Are you living off your interest?

Now, it may not be obvious from the snapshot, but the two ‘cats’ in the picture revolutionised the Jazz scene (which was THE scene) in the 1950’s.

The first large wave of Jewish émigrés to flee Nazi Germany arrived in the USA and, according to data from the US patent office, drove up invention rates by 33%. The primary areas of innovation were chemistry, physics and aeronautics.   

But despite their sapient, bookish dress and demeanour, Francis Wolff and Alfred Lion did not patent a novel route for synthesising haloanthraquinones, or indeed anything remotely of technological significance.  They did, though, change the face of music through their record label, Blue Note records.

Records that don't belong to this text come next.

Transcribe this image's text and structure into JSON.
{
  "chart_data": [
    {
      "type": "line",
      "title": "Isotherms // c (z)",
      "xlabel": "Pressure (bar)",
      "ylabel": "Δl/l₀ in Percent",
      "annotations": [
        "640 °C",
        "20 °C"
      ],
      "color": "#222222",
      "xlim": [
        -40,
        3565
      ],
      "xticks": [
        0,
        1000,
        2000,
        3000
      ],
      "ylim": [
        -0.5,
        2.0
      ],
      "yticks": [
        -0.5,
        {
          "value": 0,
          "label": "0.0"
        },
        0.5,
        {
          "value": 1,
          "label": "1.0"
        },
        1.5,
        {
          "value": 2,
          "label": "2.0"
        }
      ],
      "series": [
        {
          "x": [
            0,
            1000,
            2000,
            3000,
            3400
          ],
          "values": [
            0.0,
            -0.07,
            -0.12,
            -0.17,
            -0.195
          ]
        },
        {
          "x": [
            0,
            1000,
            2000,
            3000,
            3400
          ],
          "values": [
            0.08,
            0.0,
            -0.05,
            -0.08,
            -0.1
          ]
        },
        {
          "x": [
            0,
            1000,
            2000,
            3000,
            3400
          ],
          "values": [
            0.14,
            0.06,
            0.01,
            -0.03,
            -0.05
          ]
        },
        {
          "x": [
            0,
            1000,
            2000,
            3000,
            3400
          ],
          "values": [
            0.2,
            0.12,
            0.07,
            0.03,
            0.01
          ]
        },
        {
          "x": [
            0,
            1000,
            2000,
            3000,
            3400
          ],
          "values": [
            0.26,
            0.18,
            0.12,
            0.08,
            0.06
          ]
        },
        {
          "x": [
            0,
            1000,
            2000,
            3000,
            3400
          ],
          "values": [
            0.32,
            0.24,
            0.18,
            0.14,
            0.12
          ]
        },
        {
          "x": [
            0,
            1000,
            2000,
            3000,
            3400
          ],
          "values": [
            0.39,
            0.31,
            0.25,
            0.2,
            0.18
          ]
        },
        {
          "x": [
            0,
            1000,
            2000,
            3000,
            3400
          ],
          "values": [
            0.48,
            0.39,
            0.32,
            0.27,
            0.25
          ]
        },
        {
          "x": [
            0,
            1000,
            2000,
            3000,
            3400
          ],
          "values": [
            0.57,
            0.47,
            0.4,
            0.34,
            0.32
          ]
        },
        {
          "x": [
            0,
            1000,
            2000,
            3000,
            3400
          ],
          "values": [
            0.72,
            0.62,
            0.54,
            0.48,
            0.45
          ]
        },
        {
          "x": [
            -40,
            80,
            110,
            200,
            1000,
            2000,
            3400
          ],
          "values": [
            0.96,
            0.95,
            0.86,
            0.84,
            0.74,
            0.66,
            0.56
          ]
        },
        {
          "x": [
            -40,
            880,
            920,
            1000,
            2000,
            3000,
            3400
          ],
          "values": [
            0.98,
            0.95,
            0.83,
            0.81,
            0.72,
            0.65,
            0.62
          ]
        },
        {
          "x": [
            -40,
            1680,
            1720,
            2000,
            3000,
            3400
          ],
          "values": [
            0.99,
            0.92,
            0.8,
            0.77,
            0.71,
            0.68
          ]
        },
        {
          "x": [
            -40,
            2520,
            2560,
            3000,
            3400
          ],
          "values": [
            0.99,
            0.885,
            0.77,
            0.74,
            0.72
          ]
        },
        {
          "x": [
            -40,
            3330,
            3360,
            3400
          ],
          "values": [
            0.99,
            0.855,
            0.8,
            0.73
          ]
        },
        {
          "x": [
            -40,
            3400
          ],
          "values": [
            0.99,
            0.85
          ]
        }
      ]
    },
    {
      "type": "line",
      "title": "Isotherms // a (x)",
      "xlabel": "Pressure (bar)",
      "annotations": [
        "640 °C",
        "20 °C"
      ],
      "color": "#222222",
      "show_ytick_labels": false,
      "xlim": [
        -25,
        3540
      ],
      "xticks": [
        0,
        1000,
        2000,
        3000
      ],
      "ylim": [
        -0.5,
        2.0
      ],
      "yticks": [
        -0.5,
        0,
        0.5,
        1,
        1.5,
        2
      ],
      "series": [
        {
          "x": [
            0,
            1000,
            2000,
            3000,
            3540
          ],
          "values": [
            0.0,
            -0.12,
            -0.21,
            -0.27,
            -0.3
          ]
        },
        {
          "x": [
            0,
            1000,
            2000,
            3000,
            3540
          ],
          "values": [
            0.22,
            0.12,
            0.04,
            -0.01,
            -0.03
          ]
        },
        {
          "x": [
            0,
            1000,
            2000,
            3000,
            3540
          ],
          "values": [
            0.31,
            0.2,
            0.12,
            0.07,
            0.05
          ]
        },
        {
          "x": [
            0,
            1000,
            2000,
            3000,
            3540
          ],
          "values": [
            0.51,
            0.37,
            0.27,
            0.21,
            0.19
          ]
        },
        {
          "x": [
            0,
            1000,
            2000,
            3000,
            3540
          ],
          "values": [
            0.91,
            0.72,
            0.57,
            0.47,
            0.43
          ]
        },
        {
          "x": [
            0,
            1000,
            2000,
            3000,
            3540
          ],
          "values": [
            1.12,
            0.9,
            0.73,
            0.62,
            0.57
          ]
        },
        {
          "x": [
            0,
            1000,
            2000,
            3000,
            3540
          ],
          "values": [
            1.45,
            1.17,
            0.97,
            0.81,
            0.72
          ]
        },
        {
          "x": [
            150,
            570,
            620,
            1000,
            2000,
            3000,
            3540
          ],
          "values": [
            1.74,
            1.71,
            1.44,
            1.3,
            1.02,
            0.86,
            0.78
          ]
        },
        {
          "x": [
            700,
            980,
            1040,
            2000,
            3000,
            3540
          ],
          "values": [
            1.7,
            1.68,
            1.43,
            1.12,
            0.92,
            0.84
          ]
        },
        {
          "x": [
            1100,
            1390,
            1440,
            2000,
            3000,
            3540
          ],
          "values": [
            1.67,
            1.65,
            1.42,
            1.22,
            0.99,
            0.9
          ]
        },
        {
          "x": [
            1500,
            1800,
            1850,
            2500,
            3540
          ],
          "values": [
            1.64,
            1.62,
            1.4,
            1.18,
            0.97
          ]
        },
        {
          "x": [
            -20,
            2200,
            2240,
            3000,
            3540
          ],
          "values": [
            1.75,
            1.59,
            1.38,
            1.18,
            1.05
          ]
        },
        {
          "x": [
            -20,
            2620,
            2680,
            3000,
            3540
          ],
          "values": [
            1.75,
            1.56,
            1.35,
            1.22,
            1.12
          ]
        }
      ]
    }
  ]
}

Their tale is a successful conflation of interests. Diverse backgrounds uniting around solving a uniting problem; how to make outstanding Jazz music.

Capital was provided by a Communist, Max Margulis, and diverse ethnic groups collaborated to make and produce jazz. The recording engineer, Rudy Van Gelder, was a New Jersey based optometrist and remained so for the first 7 years at Blue Note.

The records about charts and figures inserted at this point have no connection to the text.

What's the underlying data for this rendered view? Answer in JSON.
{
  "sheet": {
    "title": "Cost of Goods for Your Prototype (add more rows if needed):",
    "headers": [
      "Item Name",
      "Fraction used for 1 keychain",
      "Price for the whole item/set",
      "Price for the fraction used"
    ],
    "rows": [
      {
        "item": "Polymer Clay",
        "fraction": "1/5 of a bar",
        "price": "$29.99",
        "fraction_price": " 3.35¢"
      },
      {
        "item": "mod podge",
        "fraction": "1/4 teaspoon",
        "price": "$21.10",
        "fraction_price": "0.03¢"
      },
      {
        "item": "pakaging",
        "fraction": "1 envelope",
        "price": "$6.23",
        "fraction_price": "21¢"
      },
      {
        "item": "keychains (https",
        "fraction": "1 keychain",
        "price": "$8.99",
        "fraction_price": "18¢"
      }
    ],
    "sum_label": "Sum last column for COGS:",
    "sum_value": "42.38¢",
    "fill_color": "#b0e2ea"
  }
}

Each, in their own way, was able to make a living out of their interest. As a result, they were able to pursue their daily activities with energy, ambition, and minimal stress—all of which resulted in high quality work that evolved over time.    

This is the antithesis of grudgingly exchanging labour for payment, mentally scratching off each hour as a countdown to day's end. This is the waiting room for numbess.

Ironically, the best way to accumulate capital may be to make a living off your interest.